Inspiring Teenagers

by Nate Morgan Locke

A young boy was walking around the playground pulling a piece of string. His teacher approached him and asked, “Why are you pulling that piece of string?” The boy replied, “Because it’s a lot easier than pushing it.”

When it comes to encouraging young people to read God’s word, it’s a lot easier to lead from the front than to push from the back. When adults engage in regular personal Bible study, teenagers can much more easily develop a life long habit themselves.

Having said that, even in churches and families with good adult role models, teens can often be confused about personal Bible study. Ask them to list their favourite activities, and personal Bible reading is rarely one of them. But ask what will help in their Christian life, and studying God’s word will almost certainly come top. So how do we help teenagers see that what is good for them is also enjoyable?

Four positive message teens need to hear:

1. The Bible is about Jesus.

If we approach the Bible thinking it’s about us, most of it seems completely irrelevant. The exasperated teen asks, “How do these levitical laws or endless genealogies help me do my Maths homework?!” As a result, the Bible either lies unread, or passages must be twisted to be about us—making Bible study very hard work indeed!

The message of the Bible is ultimately the good news about Jesus! Paul tells Timothy the holy Scriptures “are able to make you wise for salvation through faith in Jesus Christ” (2 Timothy 3 v 15). When teenagers read God’s word from this perspective, it makes a lot more sense. Paul then adds that “all Scripture is God-breathed and is useful for teaching, rebuking, correcting and training in righteousness”. Bonus!

2. God loves you, whether or not you read the Bible.

It’s easy to give the impression that reading the Bible earns God’s favour. You’d think this would increase teen Bible reading, but actually the opposite is true. Young people end up thinking: “Because I haven’t been reading God’s word, He’s not very happy with me. So I’ll avoid God and feel like a fraud in Christian company.”

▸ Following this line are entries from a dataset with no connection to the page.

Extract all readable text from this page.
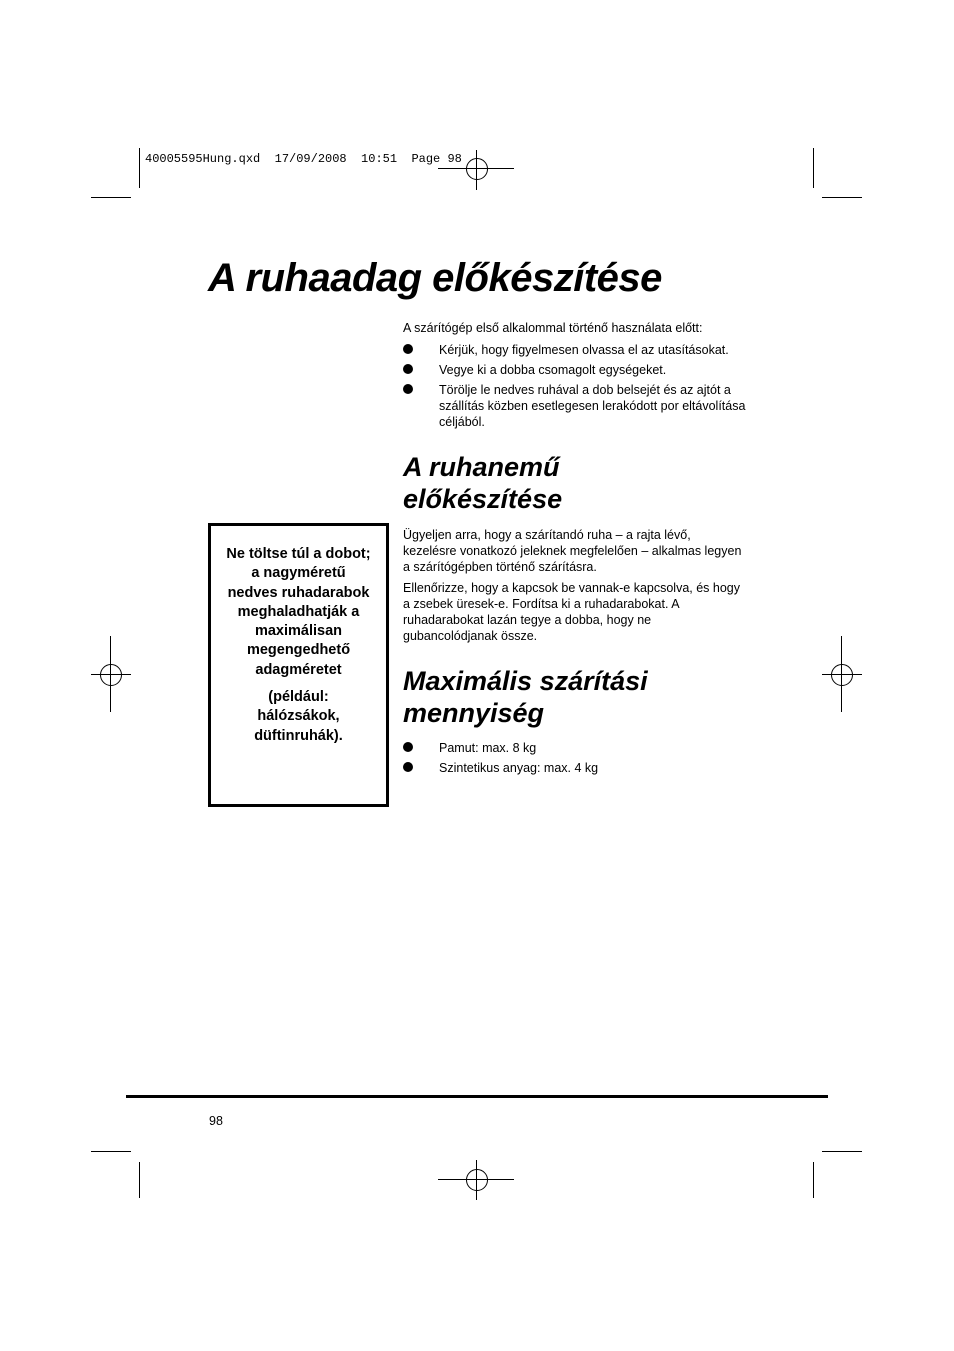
40005595Hung.qxd  17/09/2008  10:51  Page 98
A ruhaadag előkészítése
A szárítógép első alkalommal történő használata előtt:
Kérjük, hogy figyelmesen olvassa el az utasításokat.
Vegye ki a dobba csomagolt egységeket.
Törölje le nedves ruhával a dob belsejét és az ajtót a szállítás közben esetlegesen lerakódott por eltávolítása céljából.
A ruhanemű
előkészítése

Ügyeljen arra, hogy a szárítandó ruha – a rajta lévő, kezelésre vonatkozó jeleknek megfelelően – alkalmas legyen a szárítógépben történő szárításra.

Ellenőrizze, hogy a kapcsok be vannak-e kapcsolva, és hogy a zsebek üresek-e. Fordítsa ki a ruhadarabokat. A ruhadarabokat lazán tegye a dobba, hogy ne gubancolódjanak össze.

Maximális szárítási
mennyiség
Pamut: max. 8 kg
Szintetikus anyag: max. 4 kg

Ne töltse túl a dobot; a nagyméretű nedves ruhadarabok meghaladhatják a maximálisan megengedhető adagméretet

(például: hálózsákok, düftinruhák).

98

To get back in God’s good books (pardon the pun!) then takes a major act of recommitment. Just notice how personal Bible reading spikes after a Christian residential trip, then declines as the “recommitment experience” wears off.

We shouldn’t read the Bible so that God thinks we’re great, but so that we remember that He is! We’re saved by faith, not by Bible reading. Picking up the Bible up after a long break doesn’t require any act of recommitment on a teenager’s part at all.

3. Bible times don’t need to be quiet times

You can act out Acts, declare Deuteronomy, and sing the psalms. You can read out loud, draw what you read, write songs as a response. Good Bible study notes will help teenagers engage with God’s word in creative ways. Using multimedia resources may help too.

This stops personal Bible reading being seen as having to be quiet, so making it suitable only for one personality type. Teens often see Bible study as something other people do, or that they might do when they’re older, because literal “quiet times” simply aren’t where they’re at.

4. Two key ingredients: routine and variety

Young people often have the best intentions when it comes to reading God’s word—but never quite get round to it. It really helps them to identify a pattern they can stick to. Encourage them to work out exactly when they’re going to read God’s word each day (avoid the “when I get into bed at night” idea—sleep will win!). And be realistic—better that a teenager reads their Bible four times a week for the rest of their life, than aims for seven, manages four, becomes demoralised and gives up.

All teenagers are different! Some will want to use Bible study notes each day (see below for some great resources for this) for the rest of their lives. Others will find it easier to use other approaches, such as the Swedish Bible-reading technique. Many will want to do a few months one way, then a few another, and so on. That keeps Bible-reading fresh, which is great!

Swedish Bible-reading technique

Read a passage and then scribble down four things:

1.     The main thing about God that’s struck you from the passage.

2.     Any questions you have about what you’ve read… and your best guess at what the answers are

3.     The main application (a change in attitude or action) for you

4.     Someone you’re going to tell about what you’ve read about God.

Buying people Bible study notes is a great way to encourage people to study their Bible! Hopefully, if some of the common misconceptions about Bible reading have been addressed, the notes won't be received as a heavy moral duty or be seen as a chore!